TLDR: In this article, the authors proposed to select the tuning parameter by optimizing the generalized information criterion with an appropriate model complexity penalty, which diverges at the rate of some power of ǫ(p) depending on the tail probability behavior of the response variables.

Abstract: Summary Determining how to select the tuning parameter appropriately is essential in penalized likelihood methods for high dimensional data analysis. We examine this problem in the setting of penalized likelihood methods for generalized linear models, where the dimensionality of covariates p is allowed to increase exponentially with the sample size n. We propose to select the tuning parameter by optimizing the generalized information criterion with an appropriate model complexity penalty.
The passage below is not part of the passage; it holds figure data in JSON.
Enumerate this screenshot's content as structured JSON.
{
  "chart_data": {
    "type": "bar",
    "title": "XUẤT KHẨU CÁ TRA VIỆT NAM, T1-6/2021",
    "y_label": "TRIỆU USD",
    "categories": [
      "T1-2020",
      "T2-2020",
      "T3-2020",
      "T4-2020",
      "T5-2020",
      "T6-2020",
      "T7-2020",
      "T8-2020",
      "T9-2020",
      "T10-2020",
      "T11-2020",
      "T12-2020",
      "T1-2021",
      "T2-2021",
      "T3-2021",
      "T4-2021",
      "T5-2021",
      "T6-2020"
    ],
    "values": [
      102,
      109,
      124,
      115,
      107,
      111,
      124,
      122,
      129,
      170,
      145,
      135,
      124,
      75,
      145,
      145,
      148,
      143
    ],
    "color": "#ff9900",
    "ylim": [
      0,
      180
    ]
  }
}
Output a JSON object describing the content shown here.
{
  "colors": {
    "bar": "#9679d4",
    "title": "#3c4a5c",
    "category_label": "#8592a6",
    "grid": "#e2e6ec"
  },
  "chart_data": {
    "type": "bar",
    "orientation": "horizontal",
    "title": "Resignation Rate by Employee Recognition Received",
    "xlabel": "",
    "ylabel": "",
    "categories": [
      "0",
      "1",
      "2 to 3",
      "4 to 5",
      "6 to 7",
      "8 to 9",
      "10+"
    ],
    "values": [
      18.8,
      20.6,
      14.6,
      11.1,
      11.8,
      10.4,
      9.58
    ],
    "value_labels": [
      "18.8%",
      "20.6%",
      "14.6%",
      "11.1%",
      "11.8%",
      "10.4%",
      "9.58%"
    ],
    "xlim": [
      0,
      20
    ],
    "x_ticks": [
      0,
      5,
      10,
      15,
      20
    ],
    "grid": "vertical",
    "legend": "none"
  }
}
To ensure that we consistently identify the true model, a range for the model complexity penalty is identified in the generlized information criterion. We find that this model complexity penalty should diverge at the rate of some power of  log (p) depending on the tail probability behaviour of the response variables. This reveals that using the Akaike information criterion or Bayes information criterion to select the tuning parameter may not be adequate for consistently identifying the true model. On the basis of our theoretical study, we propose a uniform choice of the model complexity penalty and show that the approach proposed consistently identifies the true model among candidate models with asymptotic probability 1. We justify the performance of the procedure proposed by numerical simulations and a gene expression data analysis.